Some facilities still allow deliveries. Some are allowing food, flowers, etc. Again, depending on how high functioning your loved one is, a delivery will show that you have not abandoned them.
Some facilities will allow you to email artwork. Caregivers can print them out and give them to the loved one. Because of the nature of the virus, they will not accept paper from the family.
We have all seen the heartbreaking photos of loved ones reaching for each other through the window on ground floor rooms. It shows the reality of separation. Being able to see one another and then talk on the phone at the same time assures that the family would visit them if they could. If your loved one is high functioning and can see you and understand the situation, this approach would provide comfort to them.
TAKE THEM HOME
This is not a recommended measure unless your loved one is ready for discharge (such as rehab facility) but it is still an option. If the resident is removed from the facility, be careful to fully understand the implications such as loss of public benefits (such as Medicaid institutional care benefits) and the loss of the room. There is no guarantee your loved one would be able to return.

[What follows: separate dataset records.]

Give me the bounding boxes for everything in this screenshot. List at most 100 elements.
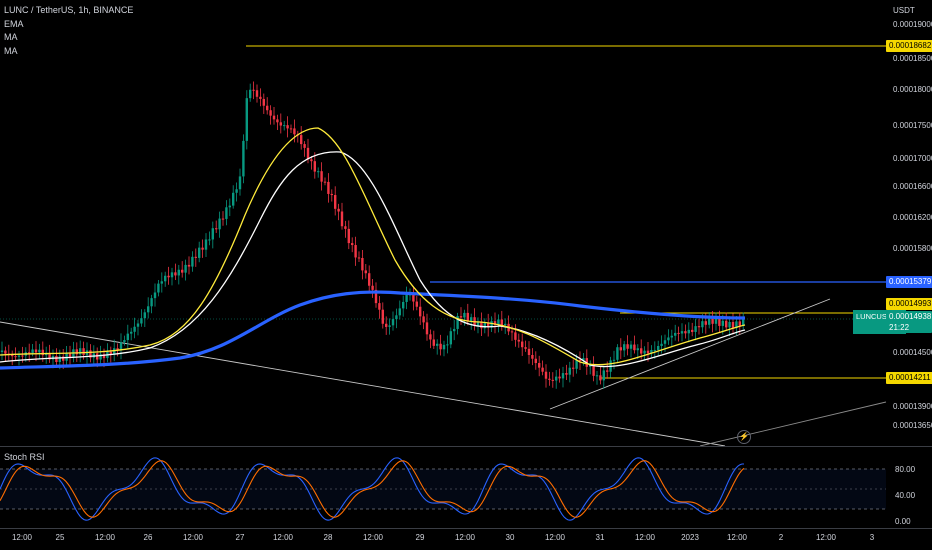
candle-body: [589, 365, 592, 367]
candle-body: [442, 344, 446, 350]
candle-body: [555, 376, 558, 381]
candle-body: [340, 211, 344, 227]
time-tick: 12:00: [634, 533, 656, 542]
stoch-rsi-pane[interactable]: [0, 448, 932, 528]
rsi-level-40: 40.00: [895, 491, 916, 500]
candle-body: [643, 350, 646, 354]
rsi-level-0: 0.00: [895, 517, 911, 526]
price-tick: 0.00015800: [893, 244, 932, 253]
candle-body: [11, 354, 14, 357]
candle-body: [517, 339, 520, 342]
price-tick: 0.00016600: [893, 182, 932, 191]
candle-body: [133, 326, 136, 332]
candle-body: [667, 337, 670, 341]
candle-body: [177, 269, 180, 276]
candle-body: [68, 353, 72, 357]
candle-body: [616, 347, 619, 360]
candle-body: [691, 329, 694, 332]
indicator-ema[interactable]: EMA: [4, 18, 24, 29]
candle-body: [619, 347, 622, 351]
candle-body: [521, 341, 524, 348]
candle-body: [524, 347, 527, 349]
ma-200-line: [0, 290, 746, 370]
ma-line: [0, 151, 746, 368]
candle-body: [718, 318, 721, 326]
time-tick: 12:00: [182, 533, 204, 542]
time-tick: 12:00: [726, 533, 748, 542]
candle-body: [531, 354, 534, 359]
candle-body: [225, 207, 228, 219]
candle-body: [388, 325, 391, 327]
candle-body: [463, 312, 466, 318]
candle-body: [534, 358, 537, 364]
candle-body: [266, 105, 269, 111]
last-price-value-box[interactable]: 0.00014938 21:22: [886, 311, 932, 333]
candle-body: [660, 343, 663, 346]
candle-body: [245, 98, 248, 141]
candle-body: [181, 269, 184, 273]
candle-body: [558, 376, 561, 379]
candle-body: [561, 373, 565, 379]
candle-body: [272, 115, 276, 120]
stoch-d-line: [0, 460, 745, 518]
candle-body: [565, 373, 568, 375]
candle-body: [446, 344, 449, 346]
uptrend-line: [549, 298, 831, 410]
price-tag-top-level[interactable]: 0.00018682: [886, 40, 932, 52]
candle-body: [714, 318, 718, 324]
candle-body: [541, 367, 544, 372]
candle-body: [130, 331, 133, 334]
candle-body: [347, 228, 350, 244]
candle-body: [82, 348, 85, 355]
price-tag-bottom-level[interactable]: 0.00014211: [886, 372, 932, 384]
time-tick: 12:00: [11, 533, 33, 542]
candle-body: [306, 147, 310, 160]
candle-body: [725, 320, 728, 328]
price-tick: 0.00013900: [893, 402, 932, 411]
candle-body: [48, 352, 51, 360]
candle-body: [405, 294, 408, 302]
candle-body: [514, 332, 517, 340]
main-price-chart[interactable]: [0, 0, 932, 446]
candle-body: [238, 176, 242, 190]
candle-body: [215, 228, 218, 230]
time-tick: 30: [505, 533, 515, 542]
candle-body: [34, 349, 38, 353]
candle-body: [504, 323, 507, 326]
price-tag-mid-level[interactable]: 0.00014993: [886, 298, 932, 310]
time-tick: 3: [869, 533, 875, 542]
candle-body: [626, 344, 629, 349]
candle-body: [147, 306, 150, 313]
candle-body: [174, 272, 177, 276]
price-tick: 0.00018000: [893, 85, 932, 94]
pane-separator[interactable]: [0, 446, 932, 447]
candle-body: [456, 316, 459, 329]
indicator-ma-1[interactable]: MA: [4, 32, 18, 42]
candle-body: [102, 354, 106, 359]
candle-body: [242, 140, 245, 177]
candle-body: [483, 322, 486, 329]
lightning-icon[interactable]: ⚡: [737, 430, 751, 444]
price-tag-blue-level[interactable]: 0.00015379: [886, 276, 932, 288]
candle-body: [490, 321, 493, 328]
candle-body: [136, 323, 140, 327]
candle-body: [412, 294, 415, 302]
candle-body: [395, 315, 398, 320]
candle-body: [704, 321, 707, 325]
candle-body: [123, 340, 126, 343]
candle-body: [184, 264, 187, 273]
candle-body: [544, 371, 548, 379]
candle-body: [119, 342, 123, 351]
rsi-title[interactable]: Stoch RSI: [4, 452, 45, 462]
candle-body: [419, 306, 422, 317]
bar-countdown: 21:22: [889, 323, 910, 332]
candle-body: [14, 356, 17, 358]
candle-body: [623, 344, 626, 351]
stoch-k-line: [0, 457, 744, 521]
candle-body: [606, 370, 609, 372]
candle-body: [422, 316, 425, 323]
candle-body: [398, 308, 401, 316]
indicator-ma-2[interactable]: MA: [4, 45, 18, 56]
symbol-title[interactable]: LUNC / TetherUS, 1h, BINANCE: [4, 5, 134, 15]
candle-body: [487, 322, 490, 328]
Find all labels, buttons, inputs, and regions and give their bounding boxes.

So much is now taken out of your control. You are unable to monitor the slightest details of their care now. Are they comfortable? Are they clean? Are they hurting? Did they remember to turn on their favorite movies or music? Are they declining? Do they understand why you have not visited them? Pray for peace and comfort of your loved one and yourself. Pray for protection from the disease.
If your loved one is in an end stage condition and cannot speak or communicate with you other than human touch, this period of time is understandably painful. At this point, your loved one will no longer have the touch, hug and kisses and the overall one on one attention of family. Basic needs that family members intuitively notice, such as pain or help needed in other ways, will now have to be put on hold. Nursing home facilities, no matter how attentive they may be, managing 8-12 residents at a time, cannot possibly provide the support that family member can. Even so, thank the CNAs and nurses for their dedication. They are doing their best and now their job is now much more difficult and riskier. Use these suggestions above to make this time easier for everyone.